Imagem: Foto de uma paróquia da Igreja Evangélica Luterana Independente (SELK), cedida por um querido amigo, Leonardo Simões.

PAPEL DA LEI NA IGREJA E SOCIEDADE - PARTE 2

"O amor não pratica o mal contra o próximo; de sorte que o cumprimento da Lei é o amor" (Romanos 13:10).

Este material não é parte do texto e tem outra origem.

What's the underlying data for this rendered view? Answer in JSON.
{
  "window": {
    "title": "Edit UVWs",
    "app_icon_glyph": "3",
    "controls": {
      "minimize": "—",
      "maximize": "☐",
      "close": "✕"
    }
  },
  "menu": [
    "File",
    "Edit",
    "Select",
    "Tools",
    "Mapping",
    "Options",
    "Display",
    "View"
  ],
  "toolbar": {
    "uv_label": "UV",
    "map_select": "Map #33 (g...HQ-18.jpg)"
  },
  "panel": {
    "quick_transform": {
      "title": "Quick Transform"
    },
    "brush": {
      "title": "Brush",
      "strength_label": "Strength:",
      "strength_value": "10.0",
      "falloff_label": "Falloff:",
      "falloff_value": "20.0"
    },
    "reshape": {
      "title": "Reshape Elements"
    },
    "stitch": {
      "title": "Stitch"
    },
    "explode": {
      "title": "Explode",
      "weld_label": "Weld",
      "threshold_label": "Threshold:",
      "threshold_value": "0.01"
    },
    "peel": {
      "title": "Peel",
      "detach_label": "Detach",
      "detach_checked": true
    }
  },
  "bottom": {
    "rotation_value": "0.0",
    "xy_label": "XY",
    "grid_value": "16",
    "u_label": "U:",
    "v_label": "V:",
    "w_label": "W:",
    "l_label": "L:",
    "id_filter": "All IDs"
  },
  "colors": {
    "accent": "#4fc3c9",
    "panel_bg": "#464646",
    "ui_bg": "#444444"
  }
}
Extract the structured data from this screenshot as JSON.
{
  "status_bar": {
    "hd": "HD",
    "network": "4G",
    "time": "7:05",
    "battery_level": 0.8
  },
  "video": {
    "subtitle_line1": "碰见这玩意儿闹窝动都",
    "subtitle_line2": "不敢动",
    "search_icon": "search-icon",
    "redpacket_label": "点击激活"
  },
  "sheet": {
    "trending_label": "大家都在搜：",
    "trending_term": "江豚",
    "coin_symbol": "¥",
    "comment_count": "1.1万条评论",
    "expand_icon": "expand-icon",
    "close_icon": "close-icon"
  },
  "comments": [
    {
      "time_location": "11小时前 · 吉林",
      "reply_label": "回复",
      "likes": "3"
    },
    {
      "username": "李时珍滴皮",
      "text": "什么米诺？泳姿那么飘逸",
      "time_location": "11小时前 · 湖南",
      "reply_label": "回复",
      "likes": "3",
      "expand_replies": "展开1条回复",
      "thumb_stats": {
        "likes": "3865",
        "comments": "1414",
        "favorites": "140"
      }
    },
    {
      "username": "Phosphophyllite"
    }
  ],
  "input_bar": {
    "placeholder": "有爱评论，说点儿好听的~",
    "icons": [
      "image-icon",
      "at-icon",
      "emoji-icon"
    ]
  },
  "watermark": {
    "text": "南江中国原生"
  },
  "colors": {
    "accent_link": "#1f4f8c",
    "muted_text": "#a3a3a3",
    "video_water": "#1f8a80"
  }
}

Como analisamos, sem Lei o ser humano não pode viver. O antinomismo é a maior ameaça que existe à Igreja. Mas devemos ir além: o antinomismo coloca em risco toda a civilização. O homem é um ser moral, disso é impossível fugir.
Entretanto, a Lei deve ter um sentido correto e, no caso da Igreja, deve-se colocar limites à sua atuação.
A Lei só tem seu cumprimento no amor. É impossível a verdadeira moralidade sem o amor. Qualquer ato exteriormente honesto e bom só é de fato honesto e bom quando há uma intenção amorosa em quem o pratica, caso contrário é hipocrisia, que é uma desvirtude. 
A hipocrisia em nada difere da verdadeira moralidade no que diz respeito à sua apresentação. É no interior da obra, ou melhor, em sua gênese que encontramos a distinção, que só pode ser o amor. Por isso, a verdadeira moralidade é o amor. Exemplo disso, a castidade: você consideraria casta a pessoa que é obrigada a viver assim? Ou seria casta aquela pessoa que, por amor, decide viver assim, estando livre para viver de outra maneira? 
Então, se por um lado a sociedade e a Igreja são assoladas pelo antinomismo, que é o desprezo da Lei, por outro está o extremo de uma moralidade caricata, de um apego à Lei sem o princípio do amor. Estamos falando do fundamentalismo em suas mais diversas apresentações, religiosas ou não.
Quando se introduz a questão do fundamentalismo, todos pensam em religião, mas o fundamentalismo tem várias facetas, que abrangem toda a vida em sociedade. O nacionalismo HOMICIDA que temos testemunhado nos Estados Unidos e na Europa é um tipo de fundamentalismo. Portanto, o fundamentalismo é um problema moral presente não só no âmbito religioso, mas em qualquer lugar onde deveria haver amor e não há, somente a letra fria da Lei.
Quantas vezes Jesus se opôs aos fariseus porque eles colocavam o "fundamento" da Lei acima do amor e da dignidade humana! Isso é talvez a pior das imoralidades.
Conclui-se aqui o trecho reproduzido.